Women have made significant progress in blasting through glass ceilings since the 1960s, when I began my own career in science, and as long as we continue to follow my friend's mantra of eternal vigilance, more progress will certainly come. But I would like to leave you with the second question that I said I would raise, "When will we know that we can declare victory?" For years I proceeded on the assumption that "victory" was equal participation of men and women in all branches of science and engineering. Today I am not so sure. I keep returning in my mind to Wally Breck's prescient advice to me — that chemistry was not a good match for my talents. He made it very clear that this had nothing to do with intelligence or gender, but rather that chemistry did not come naturally to me — I had to work too hard at it. I didn't really understand what he meant until graduate school, when I discovered that molecular biology did come naturally to me — I could think about it in creative and original ways that I could never do in chemistry. As we learn more about the development of the mammalian brain, and the significant impact that gender plays in utero, it is possible that we will come to understand that some fraction of the asymmetries in the distribution of women among the sciences — with women far more well represented in the life sciences and less so in the physical sciences — is the result of women seeking those fields in which they are able to make the greatest contribution. As scientists, I think we need to be open to this possibility.

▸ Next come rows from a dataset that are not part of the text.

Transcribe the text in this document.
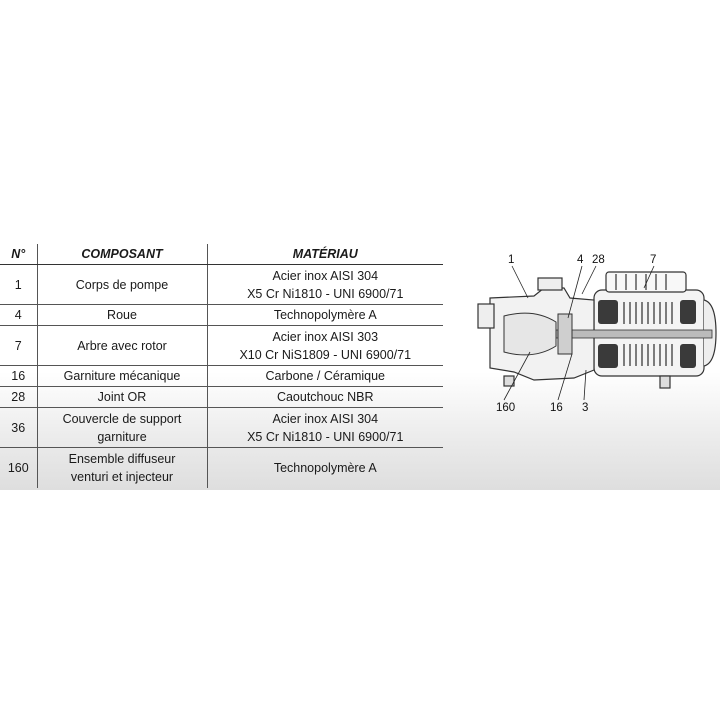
N°	COMPOSANT	MATÉRIAU
1	Corps de pompe	Acier inox AISI 304
X5 Cr Ni1810 - UNI 6900/71
4	Roue	Technopolymère A
7	Arbre avec rotor	Acier inox AISI 303
X10 Cr NiS1809 - UNI 6900/71
16	Garniture mécanique	Carbone / Céramique
28	Joint OR	Caoutchouc NBR
36	Couvercle de support
garniture	Acier inox AISI 304
X5 Cr Ni1810 - UNI 6900/71
160	Ensemble diffuseur
venturi et injecteur	Technopolymère A
1	4 28	7
160	16 3
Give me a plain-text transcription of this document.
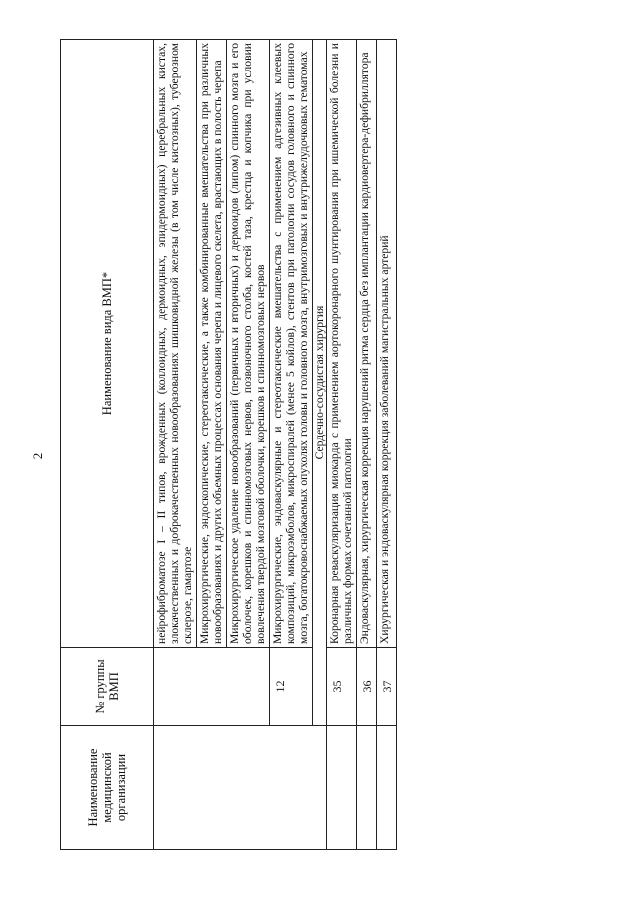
2
Наименование медицинской организации	№ группы ВМП	Наименование вида ВМП*
		нейрофиброматозе I – II типов, врожденных (коллоидных, дермоидных, эпидермоидных) церебральных кистах, злокачественных и доброкачественных новообразованиях шишковидной железы (в том числе кистозных), туберозном склерозе, гамартозе
		Микрохирургические, эндоскопические, стереотаксические, а также комбинированные вмешательства при различных новообразованиях и других объемных процессах основания черепа и лицевого скелета, врастающих в полость черепа
		Микрохирургическое удаление новообразований (первичных и вторичных) и дермоидов (липом) спинного мозга и его оболочек, корешков и спинномозговых нервов, позвоночного столба, костей таза, крестца и копчика при условии вовлечения твердой мозговой оболочки, корешков и спинномозговых нервов
	12	Микрохирургические, эндоваскулярные и стереотаксические вмешательства с применением адгезивных клеевых композиций, микроэмболов, микроспиралей (менее 5 койлов), стентов при патологии сосудов головного и спинного мозга, богатокровоснабжаемых опухолях головы и головного мозга, внутримозговых и внутрижелудочковых гематомах
	Сердечно-сосудистая хирургия	
	35	Коронарная реваскуляризация миокарда с применением аортокоронарного шунтирования при ишемической болезни и различных формах сочетанной патологии
	36	Эндоваскулярная, хирургическая коррекция нарушений ритма сердца без имплантации кардиовертера-дефибриллятора
	37	Хирургическая и эндоваскулярная коррекция заболеваний магистральных артерий
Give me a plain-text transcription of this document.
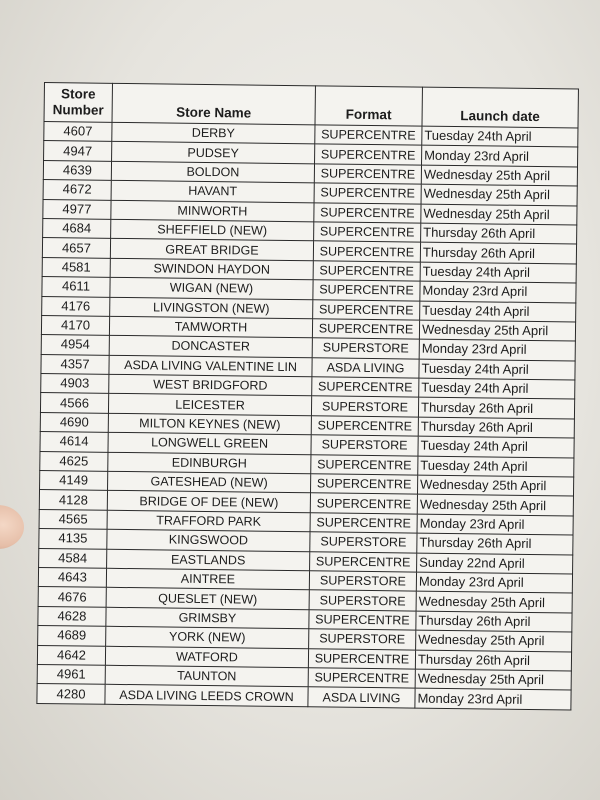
Store
Number	Store Name	Format	Launch date
4607	DERBY	SUPERCENTRE	Tuesday 24th April
4947	PUDSEY	SUPERCENTRE	Monday 23rd April
4639	BOLDON	SUPERCENTRE	Wednesday 25th April
4672	HAVANT	SUPERCENTRE	Wednesday 25th April
4977	MINWORTH	SUPERCENTRE	Wednesday 25th April
4684	SHEFFIELD (NEW)	SUPERCENTRE	Thursday 26th April
4657	GREAT BRIDGE	SUPERCENTRE	Thursday 26th April
4581	SWINDON HAYDON	SUPERCENTRE	Tuesday 24th April
4611	WIGAN (NEW)	SUPERCENTRE	Monday 23rd April
4176	LIVINGSTON (NEW)	SUPERCENTRE	Tuesday 24th April
4170	TAMWORTH	SUPERCENTRE	Wednesday 25th April
4954	DONCASTER	SUPERSTORE	Monday 23rd April
4357	ASDA LIVING VALENTINE LIN	ASDA LIVING	Tuesday 24th April
4903	WEST BRIDGFORD	SUPERCENTRE	Tuesday 24th April
4566	LEICESTER	SUPERSTORE	Thursday 26th April
4690	MILTON KEYNES (NEW)	SUPERCENTRE	Thursday 26th April
4614	LONGWELL GREEN	SUPERSTORE	Tuesday 24th April
4625	EDINBURGH	SUPERCENTRE	Tuesday 24th April
4149	GATESHEAD (NEW)	SUPERCENTRE	Wednesday 25th April
4128	BRIDGE OF DEE (NEW)	SUPERCENTRE	Wednesday 25th April
4565	TRAFFORD PARK	SUPERCENTRE	Monday 23rd April
4135	KINGSWOOD	SUPERSTORE	Thursday 26th April
4584	EASTLANDS	SUPERCENTRE	Sunday 22nd April
4643	AINTREE	SUPERSTORE	Monday 23rd April
4676	QUESLET (NEW)	SUPERSTORE	Wednesday 25th April
4628	GRIMSBY	SUPERCENTRE	Thursday 26th April
4689	YORK (NEW)	SUPERSTORE	Wednesday 25th April
4642	WATFORD	SUPERCENTRE	Thursday 26th April
4961	TAUNTON	SUPERCENTRE	Wednesday 25th April
4280	ASDA LIVING LEEDS CROWN	ASDA LIVING	Monday 23rd April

To be sure, this is dangerous terrain. In the words of Godfrey Pearlson, a professor of psychiatry and neurobiology at Yale University's School of Medicine, "To say ... that men are automatically better at some things than women is a simplification. It's easy to find women who are fantastic at math and physics and men who excel in language skills. Only when we look at very large populations and look for slight but significant trends do we see the generalizations." Generalizations, of course, are all too often misunderstood and misappropriated to limit the aspirations of individuals. Untangling the impact of the sociocultural forces I have been discussing from the preferences of women for scientific problems will be very difficult, and perhaps impossible. All we can do is create within our educational institutions a perfectly level playing field on which women can freely exercise their preferences and realize their scientific aspirations. What we should be striving for is unrestricted opportunity, in which every woman who wishes to pursue a career in science and engineering can do so with the confidence that nothing contrived by human prejudice — conscious or unconscious — stands in her way.
If we are vigilant, and as women continue to transcend the gender gap in science and technology in ever greater numbers and place their own stamp on these fields, men and women can both look forward to a scientific enterprise — and a society — that is fairer, stronger, and more fulfilling for all.